Impressive architecture

Next, we passed the statue of Tsar Nicholas I on horseback near St Isaacs Cathedral, its golden dome visible throughout the city. Peter the Great's birthday fell on this saint's day, hence the name of this vast cathedral designed in 1818.

Icons are instruments of education and worship in the Russian Orthodox Church and the iconostasis separates the altar from the main church. Here, rich green malachite columns served as outer frames for the virgin and child on one side, Christ on the other, while vivid blue lapis lazuli columns provided an inner frame with carved oak and bronze doors, exquisite gilded sculptures, wall and ceiling paintings.

The Kremlin has St Basil's in Moscow. St Petersburg's equivalent is the astonishing Church On The Spilled Blood a.k.a. Resurrection Church of Christ, built on the spot where Tsar Alexander II was assassinated in 1883. The vivid and varying onion-shaped domes in Russian Revival style so captured our attention during our initial boat trip that we asked to see the interior, even though not a part of our tour. We were speechless at the riot of colourful religious scenes inside the high vaulted walls, produced entirely with tiny mosaic tiles fitted together from more than 20 kinds of minerals and marble. This is a must see. And that was just the morning!

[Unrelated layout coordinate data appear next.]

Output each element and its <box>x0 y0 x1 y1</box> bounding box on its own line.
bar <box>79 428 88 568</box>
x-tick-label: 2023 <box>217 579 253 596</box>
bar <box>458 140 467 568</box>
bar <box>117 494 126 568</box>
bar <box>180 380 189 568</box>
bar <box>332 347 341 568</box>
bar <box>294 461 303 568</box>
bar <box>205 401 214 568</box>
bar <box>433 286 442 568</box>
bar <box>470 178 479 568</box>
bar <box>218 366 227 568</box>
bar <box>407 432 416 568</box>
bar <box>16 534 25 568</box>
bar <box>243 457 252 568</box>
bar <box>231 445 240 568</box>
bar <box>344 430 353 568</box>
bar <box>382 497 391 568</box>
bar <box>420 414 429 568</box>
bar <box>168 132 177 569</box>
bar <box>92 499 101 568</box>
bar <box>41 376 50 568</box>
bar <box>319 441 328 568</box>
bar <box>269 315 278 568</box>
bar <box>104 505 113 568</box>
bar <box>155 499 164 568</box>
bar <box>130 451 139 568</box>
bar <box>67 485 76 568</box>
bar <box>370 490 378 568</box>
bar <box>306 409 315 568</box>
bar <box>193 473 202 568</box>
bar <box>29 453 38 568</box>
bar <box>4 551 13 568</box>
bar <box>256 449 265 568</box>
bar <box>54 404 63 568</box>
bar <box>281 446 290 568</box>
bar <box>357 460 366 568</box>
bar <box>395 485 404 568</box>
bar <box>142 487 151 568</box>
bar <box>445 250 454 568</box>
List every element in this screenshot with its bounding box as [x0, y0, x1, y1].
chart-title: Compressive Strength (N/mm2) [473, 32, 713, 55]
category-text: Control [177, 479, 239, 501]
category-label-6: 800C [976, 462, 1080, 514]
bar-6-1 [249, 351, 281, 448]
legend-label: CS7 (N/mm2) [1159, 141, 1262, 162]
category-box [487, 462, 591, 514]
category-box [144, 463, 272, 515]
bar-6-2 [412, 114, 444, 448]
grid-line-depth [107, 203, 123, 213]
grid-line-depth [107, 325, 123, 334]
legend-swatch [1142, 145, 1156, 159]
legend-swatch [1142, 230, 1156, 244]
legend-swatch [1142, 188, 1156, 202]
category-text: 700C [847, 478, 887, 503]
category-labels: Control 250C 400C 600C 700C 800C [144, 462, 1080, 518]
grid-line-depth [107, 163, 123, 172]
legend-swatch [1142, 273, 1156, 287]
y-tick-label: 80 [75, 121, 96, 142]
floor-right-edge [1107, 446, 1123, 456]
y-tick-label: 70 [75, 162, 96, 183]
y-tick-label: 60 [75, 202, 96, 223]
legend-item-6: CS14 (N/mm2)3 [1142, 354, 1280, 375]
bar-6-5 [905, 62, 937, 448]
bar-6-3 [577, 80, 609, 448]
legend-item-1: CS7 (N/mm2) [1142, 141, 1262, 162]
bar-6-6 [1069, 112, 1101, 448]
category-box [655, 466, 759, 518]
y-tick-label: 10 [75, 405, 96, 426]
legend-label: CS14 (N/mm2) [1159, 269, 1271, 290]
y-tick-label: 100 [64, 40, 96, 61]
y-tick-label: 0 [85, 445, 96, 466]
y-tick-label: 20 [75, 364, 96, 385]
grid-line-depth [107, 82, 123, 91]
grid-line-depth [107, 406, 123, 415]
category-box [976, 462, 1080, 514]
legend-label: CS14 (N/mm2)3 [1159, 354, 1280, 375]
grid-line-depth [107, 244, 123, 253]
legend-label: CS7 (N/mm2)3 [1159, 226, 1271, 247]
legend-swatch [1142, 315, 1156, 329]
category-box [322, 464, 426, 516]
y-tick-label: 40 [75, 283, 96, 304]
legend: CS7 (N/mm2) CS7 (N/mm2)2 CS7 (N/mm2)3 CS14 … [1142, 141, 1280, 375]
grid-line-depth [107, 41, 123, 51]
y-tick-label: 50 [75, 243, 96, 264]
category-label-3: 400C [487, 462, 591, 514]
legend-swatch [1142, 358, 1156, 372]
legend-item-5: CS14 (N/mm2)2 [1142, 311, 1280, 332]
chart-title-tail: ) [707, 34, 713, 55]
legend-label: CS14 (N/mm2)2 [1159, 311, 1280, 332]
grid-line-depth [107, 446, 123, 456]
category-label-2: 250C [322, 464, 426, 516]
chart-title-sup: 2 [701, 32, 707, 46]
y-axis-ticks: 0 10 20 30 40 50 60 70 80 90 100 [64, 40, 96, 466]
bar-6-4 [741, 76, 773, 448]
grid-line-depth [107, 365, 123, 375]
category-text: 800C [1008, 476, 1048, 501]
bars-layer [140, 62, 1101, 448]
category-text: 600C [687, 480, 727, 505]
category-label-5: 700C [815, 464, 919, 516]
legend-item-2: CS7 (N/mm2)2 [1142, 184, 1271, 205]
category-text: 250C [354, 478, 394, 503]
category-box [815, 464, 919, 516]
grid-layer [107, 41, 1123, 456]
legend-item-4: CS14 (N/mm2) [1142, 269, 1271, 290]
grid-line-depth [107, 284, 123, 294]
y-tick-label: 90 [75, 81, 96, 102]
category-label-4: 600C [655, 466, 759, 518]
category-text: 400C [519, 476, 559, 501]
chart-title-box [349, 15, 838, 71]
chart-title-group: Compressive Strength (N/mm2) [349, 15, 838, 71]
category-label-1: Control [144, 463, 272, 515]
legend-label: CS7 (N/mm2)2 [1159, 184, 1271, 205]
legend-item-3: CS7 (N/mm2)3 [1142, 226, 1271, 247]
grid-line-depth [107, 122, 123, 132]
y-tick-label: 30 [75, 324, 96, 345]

Now you understand why after two hours of the afternoon tour at the Hermitage, which is an assemblage of buildings over time, we were surfeited with St Petersburg's splendours. The Winter Palace, built between 1754-62 by Italian architect Bartolomeo Rastrelli for Tsarina Elizabeth, begins with its stunning white and gold main staircase in Baroque design and leads on into hall after hall, room after room, of magnificence. The malachite room with two tonnes of this stone, the gold drawing room, the throne room, the various galleries with vast collections of prehistoric art, classical, oriental, Russian, on and on. Catherine the Great added on to Elizabeth's original palace, including the Raphael Loggias, inspired by Catherine the Great's visit to the Vatican.

Another day we toured the marvelous art collection in the Russian Museum but it was the less-often-visited Yusupov Palace on the Moyka River we enjoyed the most with its excellent art collection, stained glass windows, Rococo-style family theatre, gorgeous tiled Moorish Room, and basement recreation of where the infamous Rasputin was poisoned and shot in December 1917 by Prince Felix Yusupov.

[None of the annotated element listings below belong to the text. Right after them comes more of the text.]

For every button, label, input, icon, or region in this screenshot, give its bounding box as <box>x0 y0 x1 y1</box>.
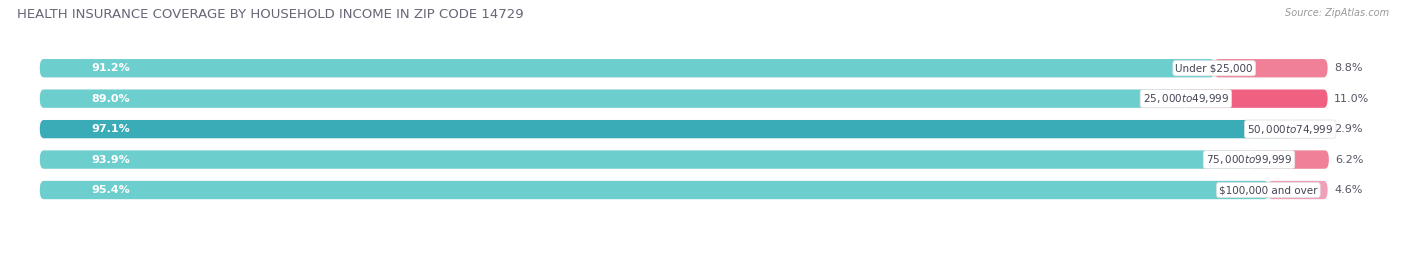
FancyBboxPatch shape <box>1249 150 1329 169</box>
FancyBboxPatch shape <box>39 90 1185 108</box>
Text: 91.2%: 91.2% <box>91 63 131 73</box>
FancyBboxPatch shape <box>39 181 1268 199</box>
Text: Under $25,000: Under $25,000 <box>1175 63 1253 73</box>
Text: $75,000 to $99,999: $75,000 to $99,999 <box>1206 153 1292 166</box>
Text: $25,000 to $49,999: $25,000 to $49,999 <box>1143 92 1229 105</box>
Text: Source: ZipAtlas.com: Source: ZipAtlas.com <box>1285 8 1389 18</box>
FancyBboxPatch shape <box>39 120 1327 138</box>
Text: 2.9%: 2.9% <box>1334 124 1362 134</box>
FancyBboxPatch shape <box>1291 120 1327 138</box>
FancyBboxPatch shape <box>1268 181 1327 199</box>
FancyBboxPatch shape <box>39 59 1327 77</box>
Text: 6.2%: 6.2% <box>1336 155 1364 165</box>
FancyBboxPatch shape <box>39 120 1291 138</box>
Text: 95.4%: 95.4% <box>91 185 131 195</box>
FancyBboxPatch shape <box>39 150 1327 169</box>
Text: HEALTH INSURANCE COVERAGE BY HOUSEHOLD INCOME IN ZIP CODE 14729: HEALTH INSURANCE COVERAGE BY HOUSEHOLD I… <box>17 8 523 21</box>
Text: 4.6%: 4.6% <box>1334 185 1362 195</box>
Text: $50,000 to $74,999: $50,000 to $74,999 <box>1247 123 1333 136</box>
FancyBboxPatch shape <box>1215 59 1327 77</box>
Text: $100,000 and over: $100,000 and over <box>1219 185 1317 195</box>
FancyBboxPatch shape <box>39 150 1249 169</box>
Text: 8.8%: 8.8% <box>1334 63 1362 73</box>
Text: 89.0%: 89.0% <box>91 94 129 104</box>
Text: 11.0%: 11.0% <box>1334 94 1369 104</box>
FancyBboxPatch shape <box>39 59 1215 77</box>
Text: 97.1%: 97.1% <box>91 124 131 134</box>
FancyBboxPatch shape <box>39 181 1327 199</box>
FancyBboxPatch shape <box>39 90 1327 108</box>
FancyBboxPatch shape <box>1185 90 1327 108</box>
Text: 93.9%: 93.9% <box>91 155 131 165</box>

We were even offered a short concert of Russian folk songs in the ballroom. But the most beautiful singing was at the 10 a.m. Russian Orthodox Church service at the Cathedral of Our Lady of Kazan, built 1801-11, just a short walk from our hotel and open to the respectful public.

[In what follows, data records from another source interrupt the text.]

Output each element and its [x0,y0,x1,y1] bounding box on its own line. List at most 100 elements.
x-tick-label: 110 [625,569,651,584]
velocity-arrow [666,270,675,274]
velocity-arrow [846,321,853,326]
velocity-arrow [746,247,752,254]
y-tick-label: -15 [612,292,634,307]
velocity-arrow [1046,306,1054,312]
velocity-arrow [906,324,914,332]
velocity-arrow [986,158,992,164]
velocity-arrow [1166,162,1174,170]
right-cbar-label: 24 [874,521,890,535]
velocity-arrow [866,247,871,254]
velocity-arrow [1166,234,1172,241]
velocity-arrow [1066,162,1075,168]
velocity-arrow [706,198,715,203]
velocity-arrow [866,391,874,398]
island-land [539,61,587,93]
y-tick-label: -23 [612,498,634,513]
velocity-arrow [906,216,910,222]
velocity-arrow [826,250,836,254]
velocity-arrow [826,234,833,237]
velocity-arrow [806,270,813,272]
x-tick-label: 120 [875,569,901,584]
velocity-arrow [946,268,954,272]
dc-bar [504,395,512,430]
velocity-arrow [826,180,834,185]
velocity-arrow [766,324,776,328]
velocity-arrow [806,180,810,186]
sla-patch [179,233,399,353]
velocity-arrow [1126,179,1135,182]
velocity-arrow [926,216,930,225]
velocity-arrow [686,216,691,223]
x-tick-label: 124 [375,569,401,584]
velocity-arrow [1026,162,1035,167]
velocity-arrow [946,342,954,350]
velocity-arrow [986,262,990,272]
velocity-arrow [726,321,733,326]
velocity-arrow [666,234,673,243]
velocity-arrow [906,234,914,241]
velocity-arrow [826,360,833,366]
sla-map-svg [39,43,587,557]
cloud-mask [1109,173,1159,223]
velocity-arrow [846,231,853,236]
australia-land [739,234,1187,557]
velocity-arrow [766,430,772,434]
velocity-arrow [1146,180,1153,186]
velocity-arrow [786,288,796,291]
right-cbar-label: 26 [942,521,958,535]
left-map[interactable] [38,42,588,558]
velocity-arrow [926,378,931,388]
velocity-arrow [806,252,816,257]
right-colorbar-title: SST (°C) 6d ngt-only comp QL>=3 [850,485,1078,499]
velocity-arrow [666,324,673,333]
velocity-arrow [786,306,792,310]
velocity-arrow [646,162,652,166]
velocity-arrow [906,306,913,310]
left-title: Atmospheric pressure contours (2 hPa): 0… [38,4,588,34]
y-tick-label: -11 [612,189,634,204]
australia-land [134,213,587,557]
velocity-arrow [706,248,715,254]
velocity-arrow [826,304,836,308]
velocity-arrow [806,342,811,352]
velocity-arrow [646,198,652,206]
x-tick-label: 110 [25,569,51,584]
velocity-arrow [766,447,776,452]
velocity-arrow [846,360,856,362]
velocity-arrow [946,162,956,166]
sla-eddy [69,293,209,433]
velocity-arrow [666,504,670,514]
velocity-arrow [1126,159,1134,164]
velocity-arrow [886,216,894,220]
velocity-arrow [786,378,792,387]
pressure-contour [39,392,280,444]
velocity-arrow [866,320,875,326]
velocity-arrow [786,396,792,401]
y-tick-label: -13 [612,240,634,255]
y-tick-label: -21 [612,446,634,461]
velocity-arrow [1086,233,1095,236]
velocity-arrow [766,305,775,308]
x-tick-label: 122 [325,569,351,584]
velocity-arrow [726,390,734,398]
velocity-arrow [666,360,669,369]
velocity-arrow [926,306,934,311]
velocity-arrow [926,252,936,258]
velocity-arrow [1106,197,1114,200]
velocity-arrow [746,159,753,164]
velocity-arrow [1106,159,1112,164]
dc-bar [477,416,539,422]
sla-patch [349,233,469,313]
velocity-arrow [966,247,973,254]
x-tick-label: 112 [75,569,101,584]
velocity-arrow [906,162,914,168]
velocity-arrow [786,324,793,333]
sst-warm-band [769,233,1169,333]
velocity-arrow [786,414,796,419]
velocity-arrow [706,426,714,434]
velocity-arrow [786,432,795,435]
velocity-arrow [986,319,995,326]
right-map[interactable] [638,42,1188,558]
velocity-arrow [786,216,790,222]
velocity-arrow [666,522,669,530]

The enormous wealth of the imperial family and its alliance with the Church made me appreciate perhaps why the communist government banned religion after the revolution, considering how much forced labour went into the accumulation of the wealth and the construction of these cathedrals and palaces. To its credit, the Soviet and now the Russian governments have restored these monuments and freedom to worship.